The language of superiority and comparison is really good for business. All of these relentless little one-word messages, and ones like them, are trying to keep us aspiring upwards all the time. And if we're aspiring, we're also acquiring. In other words, we're shopping.

And for this, they don’t even need us aspiring to be the best. Just aspiring to be better is often enough. Which brings us to the second case study.

Premium

A good example of this appears in the so-called premium economy services offered by most major international airlines nowadays. And it’s no coincidence that premium economy can be more profitable for airlines than business class. But what's interesting about this little one-word message is that it's precisely not about being the best.

Premium is all about having just a little bit extra or a little bit more, and especially a little bit extra or a little bit more compared with others.

Marketers know only too well that people will pay good money for feeling better off. Even that is when this comparison doesn't make us feel very good for very long.

The most striking thing about the word premium is that it really crops up in way more banal spaces.

Again, premium is just about having a little bit more or a little bit extra compared with others. These comparisons are usually built on illusions, and these comparisons just don't make us feel good for very long.

Symbolic Violence

In fact, all of these silly little language games are a perfect example of what the famous sociologist Pierre Bourdieu called symbolic violence. And in a nutshell, this is about the way that we allow words to manipulate us, even when it’s against our own best interests. So while social comparison may indeed be in our nature, it invariably leaves us feeling insecure, inadequate, unsatisfied. There will always be something more or something better. And there will always be someone better and better off.

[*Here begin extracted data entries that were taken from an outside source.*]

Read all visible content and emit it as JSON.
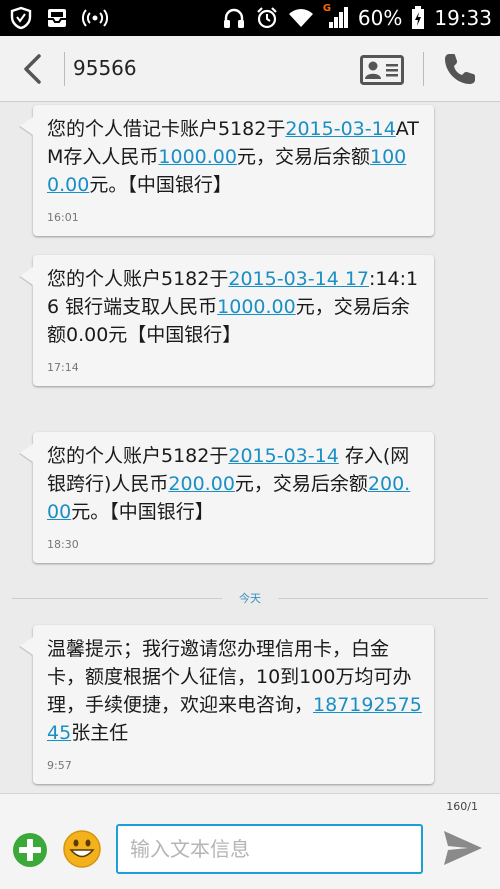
{
  "status_bar": {
    "battery_percent": "60%",
    "time": "19:33",
    "network_badge": "G"
  },
  "header": {
    "title": "95566"
  },
  "messages": [
    {
      "parts": [
        "您的个人借记卡账户5182于",
        "2015-03-14",
        "ATM存入人民币",
        "1000.00",
        "元，交易后余额",
        "1000.00",
        "元。【中国银行】"
      ],
      "time": "16:01"
    },
    {
      "parts": [
        "您的个人账户5182于",
        "2015-03-14 17",
        ":14:16 银行端支取人民币",
        "1000.00",
        "元，交易后余额0.00元【中国银行】"
      ],
      "time": "17:14"
    },
    {
      "parts": [
        "您的个人账户5182于",
        "2015-03-14",
        " 存入(网银跨行)人民币",
        "200.00",
        "元，交易后余额",
        "200.00",
        "元。【中国银行】"
      ],
      "time": "18:30"
    },
    {
      "parts": [
        "温馨提示；我行邀请您办理信用卡，白金卡，额度根据个人征信，10到100万均可办理，手续便捷，欢迎来电咨询，",
        "18719257545",
        "张主任"
      ],
      "time": "9:57"
    }
  ],
  "day_divider": {
    "label": "今天"
  },
  "compose": {
    "char_counter": "160/1",
    "placeholder": "输入文本信息"
  },
  "colors": {
    "link": "#1a8fc4",
    "input_border": "#1d9ed6",
    "attach_green": "#3aa93a",
    "status_bar": "#000000"
  }
}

How can we avoid doing symbolic violence to ourselves?

Mediocrity might hold the key or a key. Embracing mediocrity might feel just a little bit extreme or uncomfortable for some people. But the point is really just about coming to terms with the inevitability of our averageness and maybe finding a way to find the value and perhaps the privilege in being unexceptional. For this, we’ve got to keep reminding ourselves that it really is OK not to be the best. And it’s certainly OK not to always want to be someone better or to have something better. Nowadays, especially when we are surrounded by this relentless language of superiority and comparison, it takes determination and it also takes real courage to be ordinary.